While there’s no indication that the Commission ever surveyed consumers, the evidence is clear: consumers can and do click anywhere and navigate to any site they choose. All of these services — search engines, price comparison sites, merchant platforms, and merchants — compete with each other in online shopping. That’s why online shopping is so dynamic and has grown so much in recent years.
In the year-and-a-half since the Commission’s original filing, we’ve seen even more data confirming this. For example, a recent study shows that for many German online shoppers, Amazon is the first port of call on the web. A third of online consumers first go to Amazon, irrespective of where they ultimately make their purchases. Only 14.3% go first to Google, and only 6.7% to price comparison sites. A recent US study shows similar results: 55% of US consumers start their online shopping on Amazon, 28% on search engines, and 16% go straight to individual retailers.
The Commission also claims consumers don’t go to Amazon to compare product features and prices. But Amazon provides tools to do exactly that, plus the ability to buy products and have them delivered the next day, which makes Amazon an even stronger competitor. It’s not surprising that when Amazon and other new competitors arrived in European countries, traffic to sites offering only price-comparison went down.
As the market changes, there are inevitably shifts among competitors. The data show that the handful of price comparison sites who’ve filed competition complaints don’t reflect the wider marketplace. There are hundreds of shopping comparison sites and over the past ten years, some gained traffic, others lost traffic. Some exited the market, others entered. This kind of dynamic competition is undeniable. Online advertising is evolving rapidly, with companies like Facebook, Pinterest, and many others re-inventing what it means to connect merchants with consumers.

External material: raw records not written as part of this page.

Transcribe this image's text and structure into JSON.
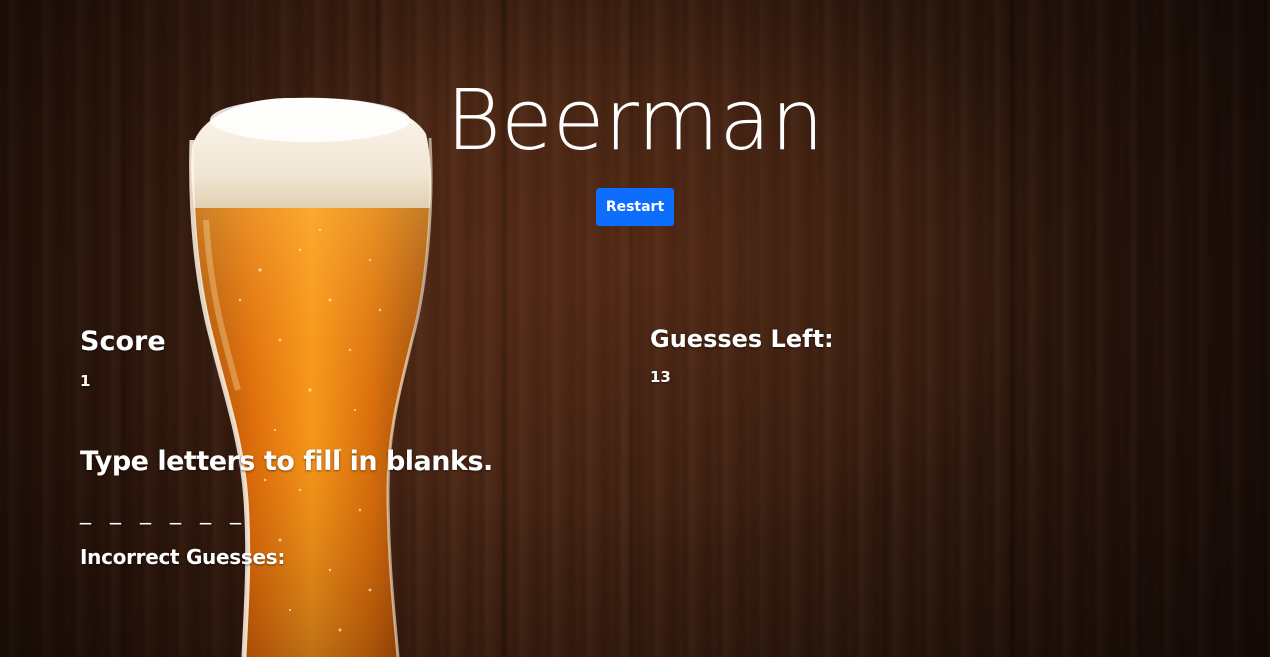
{
  "game": {
    "title": "Beerman",
    "restart_label": "Restart"
  },
  "score": {
    "heading": "Score",
    "value": "1"
  },
  "guesses_left": {
    "heading": "Guesses Left:",
    "value": "13"
  },
  "instructions": "Type letters to fill in blanks.",
  "word_blanks": "_ _ _ _ _ _",
  "incorrect_guesses": {
    "heading": "Incorrect Guesses:",
    "letters": ""
  },
  "colors": {
    "accent": "#0d6efd",
    "text": "#ffffff",
    "background": "#3a1d10",
    "beer": "#e8850c",
    "foam": "#f6efe4"
  }
}
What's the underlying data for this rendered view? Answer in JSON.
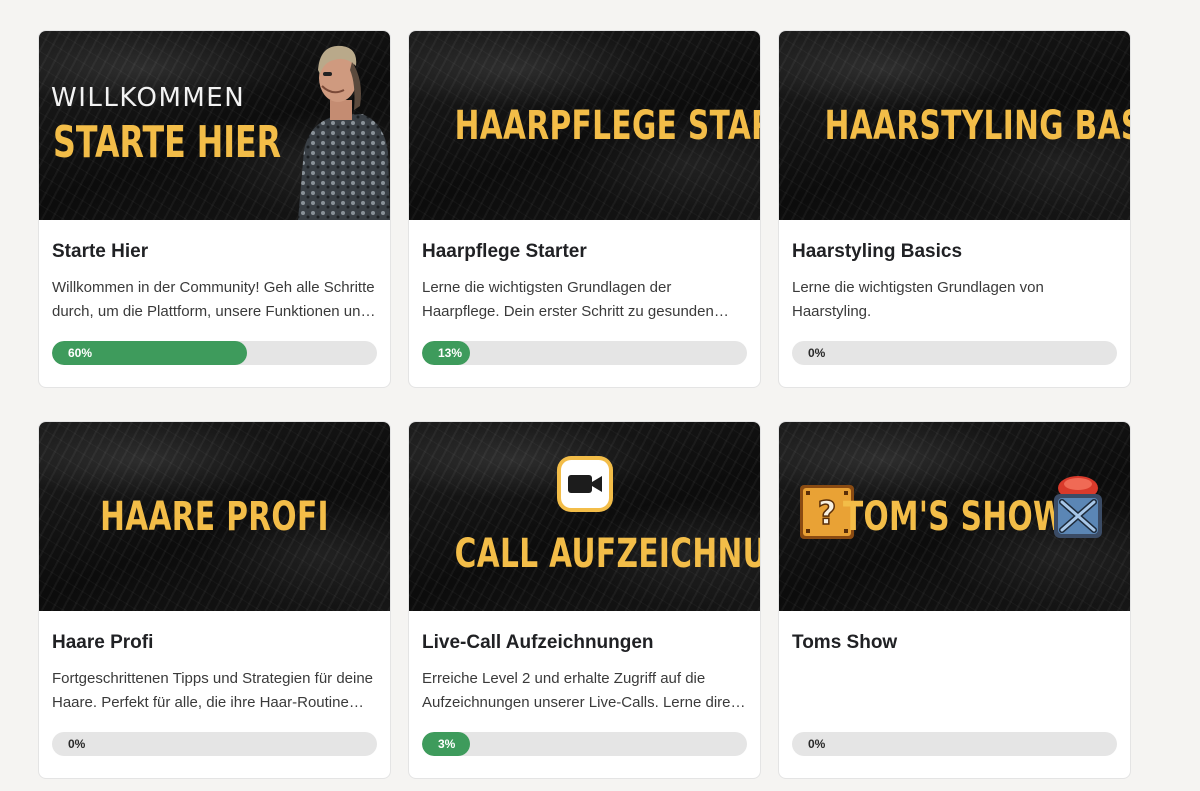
{
  "courses": [
    {
      "thumb_small": "WILLKOMMEN",
      "thumb_title": "STARTE HIER",
      "title": "Starte Hier",
      "description": "Willkommen in der Community! Geh alle Schritte durch, um die Plattform, unsere Funktionen und alles kennenzulernen.",
      "progress": 60,
      "progress_label": "60%"
    },
    {
      "thumb_title": "HAARPFLEGE STARTER",
      "title": "Haarpflege Starter",
      "description": "Lerne die wichtigsten Grundlagen der Haarpflege. Dein erster Schritt zu gesunden Haaren.",
      "progress": 13,
      "progress_label": "13%"
    },
    {
      "thumb_title": "HAARSTYLING BASICS",
      "title": "Haarstyling Basics",
      "description": "Lerne die wichtigsten Grundlagen von Haarstyling.",
      "progress": 0,
      "progress_label": "0%"
    },
    {
      "thumb_title": "HAARE PROFI",
      "title": "Haare Profi",
      "description": "Fortgeschrittenen Tipps und Strategien für deine Haare. Perfekt für alle, die ihre Haar-Routine verbessern wollen.",
      "progress": 0,
      "progress_label": "0%"
    },
    {
      "thumb_title": "CALL AUFZEICHNUNGEN",
      "title": "Live-Call Aufzeichnungen",
      "description": "Erreiche Level 2 und erhalte Zugriff auf die Aufzeichnungen unserer Live-Calls. Lerne direkt aus den Fragen anderer.",
      "progress": 3,
      "progress_label": "3%"
    },
    {
      "thumb_title": "TOM'S SHOW",
      "title": "Toms Show",
      "description": "",
      "progress": 0,
      "progress_label": "0%"
    }
  ],
  "colors": {
    "accent_yellow": "#f3bd48",
    "progress_green": "#3e9b5c",
    "progress_track": "#e5e5e5"
  },
  "icons": {
    "card_1": "presenter-photo",
    "card_5": "video-camera-icon",
    "card_6_left": "question-block-icon",
    "card_6_right": "red-button-icon"
  }
}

There is simply no meaningful correlation between the evolution of our search services and the performance of price comparison sites. Meanwhile, over those same ten years, a rapidly increasing amount of traffic flowed from our search pages to popular sites like Amazon and eBay as they expanded in Europe, hardly a sign of our “favouring” our own ads.
The Commission’s revised filing suggests we shouldn’t use specialized algorithms to highlight what we consider to be the most relevant merchants’ ads for our users, but should instead highlight ads from price comparison sites. But we get feedback from our users every time they use our services and their clicks tell us that this just isn’t how they want to shop. Forcing us to direct more clicks to price comparison aggregators would just subsidize sites that have become less useful for consumers.
Ultimately, we can’t agree with a case that lacks evidence and would limit our ability to serve our users, just to satisfy the interests of a small number of websites. But we remain committed to working with the Commission in hopes of resolving the issues raised, and we look forward to continuing our discussions.
Today we have also filed our response to the Commission’s concerns about our advertising service AdSense for Search, and in the days to come we will respond to the Statement of Objections about our Android operating system. These cases involve different claims and different substantive questions, but similarly cite just a few complaints to justify broad legal claims.
We’re confident these cases will ultimately be decided based on the facts and that this analysis will show our product innovations have benefited consumers and merchants, and expanded competition. The surest signs of dynamic competition in any market are low prices, abundant choices, and constant innovation — and that’s a great description of shopping on the internet today.